Quand Zésim fut en selle, ils repartirent d’un bon trot pour la ville. Le domestique suivait à une certaine distance. À moitié chemin, Dragomira mit son cheval au pas, et Zésim fit comme elle.

« J’ai beaucoup de choses à te dire, commença-t-elle.

— Bonnes ou mauvaises ?

— Cela dépend de toi, Zésim.

— Toujours de nouvelles énigmes.

— Non, cette fois je veux te parler ouvertement, comme jamais encore je ne l’ai fait. M’aimes-tu, Zésim ?

— Tu le demandes encore ?

— Et tu me veux pour femme ?

— Oui.

— Alors prends-moi, je suis à toi.

— À moi, Dragomira ? Parles-tu sérieusement ? s’écria-t-il. Quel bonheur ! Je puis à peine y croire !

— Je consens à te suivre à l’autel, mais sous des conditions que tu es libre d’accepter ou de refuser.

— J’accepte toutes les conditions.

— Écoute seulement. Te souviens-tu de ces esprits qui apparaissent souvent dans les vieux contes et les antiques ballades, dont on ne sait s’ils sont démons ou anges, et qui, en échange de certains services, vous promettent aide et protection ? Si j’étais un être de cette espèce, t’abandonnerais-tu à ma conduite ?

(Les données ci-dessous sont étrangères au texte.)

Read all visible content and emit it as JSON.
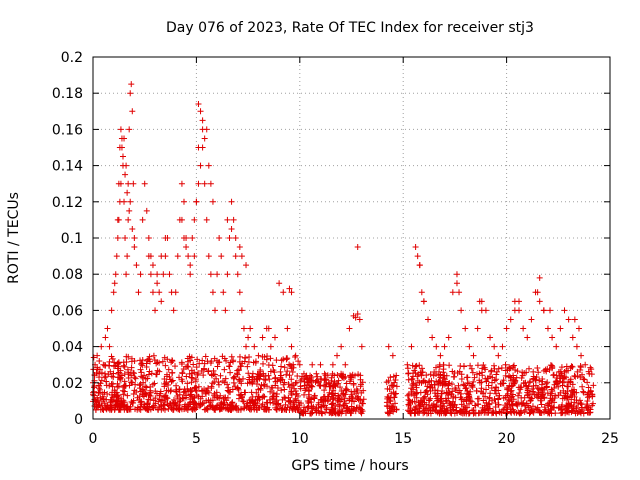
{
  "chart_data": {
    "type": "scatter",
    "title": "Day 076 of 2023, Rate Of TEC Index for receiver stj3",
    "xlabel": "GPS time / hours",
    "ylabel": "ROTI / TECUs",
    "xlim": [
      0,
      25
    ],
    "ylim": [
      0,
      0.2
    ],
    "x_ticks": [
      0,
      5,
      10,
      15,
      20,
      25
    ],
    "x_tick_labels": [
      "0",
      "5",
      "10",
      "15",
      "20",
      "25"
    ],
    "y_ticks": [
      0,
      0.02,
      0.04,
      0.06,
      0.08,
      0.1,
      0.12,
      0.14,
      0.16,
      0.18,
      0.2
    ],
    "y_tick_labels": [
      "0",
      "0.02",
      "0.04",
      "0.06",
      "0.08",
      "0.1",
      "0.12",
      "0.14",
      "0.16",
      "0.18",
      "0.2"
    ],
    "grid": true,
    "marker": "+",
    "series": [
      {
        "name": "ROTI",
        "color": "#e00000",
        "x": [
          0.0,
          0.1,
          0.2,
          0.3,
          0.4,
          0.5,
          0.6,
          0.7,
          0.8,
          0.9,
          1.0,
          1.05,
          1.1,
          1.15,
          1.2,
          1.25,
          1.3,
          1.35,
          1.4,
          1.45,
          1.5,
          1.55,
          1.6,
          1.65,
          1.7,
          1.75,
          1.8,
          1.85,
          1.9,
          1.95,
          2.0,
          2.1,
          2.2,
          2.3,
          2.4,
          2.5,
          2.6,
          2.7,
          2.8,
          2.9,
          3.0,
          3.1,
          3.2,
          3.3,
          3.4,
          3.5,
          3.6,
          3.7,
          3.8,
          3.9,
          4.0,
          4.1,
          4.2,
          4.3,
          4.4,
          4.5,
          4.6,
          4.7,
          4.8,
          4.9,
          5.0,
          5.1,
          5.2,
          5.3,
          5.4,
          5.5,
          5.6,
          5.7,
          5.8,
          5.9,
          6.0,
          6.1,
          6.2,
          6.3,
          6.4,
          6.5,
          6.6,
          6.7,
          6.8,
          6.9,
          7.0,
          7.1,
          7.2,
          7.3,
          7.4,
          7.5,
          7.6,
          7.8,
          8.0,
          8.2,
          8.4,
          8.6,
          8.8,
          9.0,
          9.2,
          9.4,
          9.6,
          9.8,
          10.0,
          10.2,
          10.4,
          10.6,
          10.8,
          11.0,
          11.2,
          11.4,
          11.6,
          11.8,
          12.0,
          12.2,
          12.4,
          12.6,
          12.8,
          13.0,
          14.3,
          14.5,
          15.2,
          15.4,
          15.6,
          15.8,
          16.0,
          16.2,
          16.4,
          16.6,
          16.8,
          17.0,
          17.2,
          17.4,
          17.6,
          17.8,
          18.0,
          18.2,
          18.4,
          18.6,
          18.8,
          19.0,
          19.2,
          19.4,
          19.6,
          19.8,
          20.0,
          20.2,
          20.4,
          20.6,
          20.8,
          21.0,
          21.2,
          21.4,
          21.6,
          21.8,
          22.0,
          22.2,
          22.4,
          22.6,
          22.8,
          23.0,
          23.2,
          23.4,
          23.6,
          23.8,
          24.0,
          1.4,
          1.5,
          1.6,
          1.7,
          1.8,
          1.25,
          1.3,
          1.35,
          1.45,
          1.55,
          1.65,
          1.75,
          1.2,
          1.9,
          2.0,
          2.7,
          2.8,
          2.9,
          3.1,
          3.3,
          3.5,
          4.3,
          4.4,
          4.5,
          4.7,
          4.9,
          5.0,
          5.1,
          5.2,
          5.3,
          5.4,
          5.5,
          5.6,
          5.7,
          5.8,
          5.1,
          5.3,
          6.5,
          6.7,
          6.9,
          7.1,
          7.2,
          7.4,
          8.5,
          9.5,
          9.6,
          12.7,
          12.8,
          12.9,
          15.7,
          15.8,
          15.9,
          16.0,
          17.6,
          17.7,
          18.7,
          18.8,
          20.4,
          20.6,
          21.5,
          21.6,
          21.8,
          22.1,
          23.3,
          23.5
        ],
        "y": [
          0.02,
          0.03,
          0.035,
          0.025,
          0.04,
          0.03,
          0.045,
          0.05,
          0.04,
          0.06,
          0.07,
          0.075,
          0.08,
          0.09,
          0.11,
          0.13,
          0.15,
          0.16,
          0.155,
          0.14,
          0.12,
          0.1,
          0.08,
          0.09,
          0.11,
          0.16,
          0.18,
          0.185,
          0.17,
          0.13,
          0.1,
          0.085,
          0.07,
          0.08,
          0.11,
          0.13,
          0.115,
          0.09,
          0.08,
          0.07,
          0.06,
          0.075,
          0.07,
          0.065,
          0.08,
          0.09,
          0.1,
          0.08,
          0.07,
          0.06,
          0.07,
          0.09,
          0.11,
          0.13,
          0.12,
          0.1,
          0.09,
          0.08,
          0.1,
          0.11,
          0.12,
          0.15,
          0.17,
          0.16,
          0.13,
          0.11,
          0.09,
          0.08,
          0.07,
          0.06,
          0.08,
          0.1,
          0.09,
          0.07,
          0.06,
          0.08,
          0.1,
          0.12,
          0.11,
          0.09,
          0.08,
          0.07,
          0.06,
          0.05,
          0.04,
          0.045,
          0.05,
          0.04,
          0.035,
          0.045,
          0.05,
          0.04,
          0.045,
          0.075,
          0.07,
          0.05,
          0.04,
          0.035,
          0.03,
          0.025,
          0.02,
          0.03,
          0.025,
          0.03,
          0.025,
          0.02,
          0.03,
          0.035,
          0.04,
          0.03,
          0.05,
          0.057,
          0.095,
          0.04,
          0.04,
          0.035,
          0.03,
          0.04,
          0.095,
          0.085,
          0.065,
          0.055,
          0.045,
          0.04,
          0.035,
          0.04,
          0.045,
          0.07,
          0.08,
          0.06,
          0.05,
          0.04,
          0.035,
          0.05,
          0.065,
          0.06,
          0.045,
          0.04,
          0.035,
          0.04,
          0.05,
          0.055,
          0.065,
          0.06,
          0.05,
          0.045,
          0.055,
          0.07,
          0.078,
          0.06,
          0.05,
          0.045,
          0.04,
          0.05,
          0.06,
          0.055,
          0.045,
          0.04,
          0.035,
          0.03,
          0.025,
          0.15,
          0.155,
          0.14,
          0.13,
          0.12,
          0.11,
          0.12,
          0.13,
          0.145,
          0.135,
          0.125,
          0.115,
          0.1,
          0.105,
          0.095,
          0.1,
          0.09,
          0.085,
          0.08,
          0.09,
          0.1,
          0.11,
          0.1,
          0.095,
          0.085,
          0.09,
          0.12,
          0.13,
          0.14,
          0.15,
          0.155,
          0.16,
          0.14,
          0.13,
          0.12,
          0.174,
          0.165,
          0.11,
          0.105,
          0.1,
          0.095,
          0.09,
          0.085,
          0.05,
          0.072,
          0.07,
          0.056,
          0.058,
          0.055,
          0.09,
          0.085,
          0.07,
          0.065,
          0.075,
          0.07,
          0.065,
          0.06,
          0.06,
          0.065,
          0.07,
          0.065,
          0.06,
          0.06,
          0.055,
          0.05
        ]
      }
    ],
    "background_band": {
      "description": "dense cloud of low-ROTI points across the day",
      "segments": [
        [
          0.0,
          10.0,
          0.005,
          0.035
        ],
        [
          10.0,
          13.1,
          0.003,
          0.025
        ],
        [
          14.2,
          14.7,
          0.003,
          0.025
        ],
        [
          15.2,
          24.2,
          0.003,
          0.03
        ]
      ]
    }
  }
}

— Oui, car tu es mon bon ange.

— Je t’aime, Zésim, continua Dragomira ; aussi je ne veux pas seulement te rendre heureux sur la terre, autant que je le pourrai, mais je veux encore sauver ton âme et t’aider à obtenir le ciel.

— Mais alors tu appartiens à une secte, comme je m’en étais déjà douté.

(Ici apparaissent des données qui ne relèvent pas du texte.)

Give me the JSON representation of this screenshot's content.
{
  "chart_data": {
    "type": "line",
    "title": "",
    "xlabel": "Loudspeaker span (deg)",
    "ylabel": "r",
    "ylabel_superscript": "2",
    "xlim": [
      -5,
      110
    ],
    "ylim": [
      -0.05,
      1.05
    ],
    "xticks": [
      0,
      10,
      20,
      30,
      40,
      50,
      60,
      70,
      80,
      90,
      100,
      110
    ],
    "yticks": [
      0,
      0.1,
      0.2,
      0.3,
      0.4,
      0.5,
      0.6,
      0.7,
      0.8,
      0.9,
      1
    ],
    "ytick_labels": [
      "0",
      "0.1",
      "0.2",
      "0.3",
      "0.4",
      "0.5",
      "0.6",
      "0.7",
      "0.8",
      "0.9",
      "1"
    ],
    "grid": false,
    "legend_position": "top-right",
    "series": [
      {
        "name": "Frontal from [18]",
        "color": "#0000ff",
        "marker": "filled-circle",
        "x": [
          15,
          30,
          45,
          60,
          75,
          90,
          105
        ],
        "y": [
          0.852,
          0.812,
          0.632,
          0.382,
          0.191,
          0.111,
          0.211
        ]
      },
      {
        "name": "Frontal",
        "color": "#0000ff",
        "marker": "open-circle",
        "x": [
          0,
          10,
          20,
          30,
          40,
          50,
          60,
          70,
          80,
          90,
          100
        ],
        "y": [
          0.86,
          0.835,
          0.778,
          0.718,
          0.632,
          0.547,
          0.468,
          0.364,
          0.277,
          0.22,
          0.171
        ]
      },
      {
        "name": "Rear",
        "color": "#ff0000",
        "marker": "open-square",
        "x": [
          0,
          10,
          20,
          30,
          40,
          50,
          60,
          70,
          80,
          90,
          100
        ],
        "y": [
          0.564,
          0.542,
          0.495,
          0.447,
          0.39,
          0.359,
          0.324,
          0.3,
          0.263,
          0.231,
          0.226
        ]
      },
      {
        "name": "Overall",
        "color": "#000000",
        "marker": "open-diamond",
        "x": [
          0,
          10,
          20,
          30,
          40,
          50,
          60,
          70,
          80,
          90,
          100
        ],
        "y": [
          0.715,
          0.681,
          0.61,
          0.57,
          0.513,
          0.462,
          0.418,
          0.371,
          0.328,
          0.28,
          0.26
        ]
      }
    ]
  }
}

— Si tu veux m’avoir pour femme, reprit Dragomira sans s’arrêter à son observation, il faut que tu suives la route que je te montrerai. Elle te conduira au bonheur, et, quand l’heure sonnera, à la rédemption, à la félicité éternelle.

— Je veux tout ce que tu veux, Dragomira. »

Elle attacha sur lui un regard mystérieux, plein d’amour et de pitié, et resta silencieuse.

« Tu as encore quelque chose sur le cœur, dit Zésim au bout de quelques moments.

— Oui. Tu ne me tourmenteras pas avec des réflexions mesquines ?

— Jamais, je te le jure !

— Tu ne… — Dragomira souriait — tu ne seras pas jaloux non plus ?

— Jaloux ? De qui ?

— Du comte Soltyk, par exemple.

— Encore une énigme, mon beau sphinx.

— Ne m’interroge pas, dit Dragomira avec une majesté tranquille, je ne réclame ni ton amour, ni ta confiance ; je suis capable de renoncer à tout. Si tu te défies de moi le moins du monde, va-t’en, il en est temps encore, je ne te retiens pas. Si tu m’aimes, si tu veux m’obtenir et me posséder, il faut que tu aies en moi une confiance aveugle. Tu peux encore choisir ; ensuite, il sera trop tard, car alors j’exigerai ce qui dépend aujourd’hui de ta libre volonté. Pense bien à tout cela et ne te décide que quand tu y auras bien pensé.

— C’est tout décidé, répondit Zésim, rien au monde ne peut nous séparer. »

Cette fois elle ne lui répondit pas, et ils continuèrent leur route en silence sous la voûte majestueuse du ciel étincelant d’étoiles.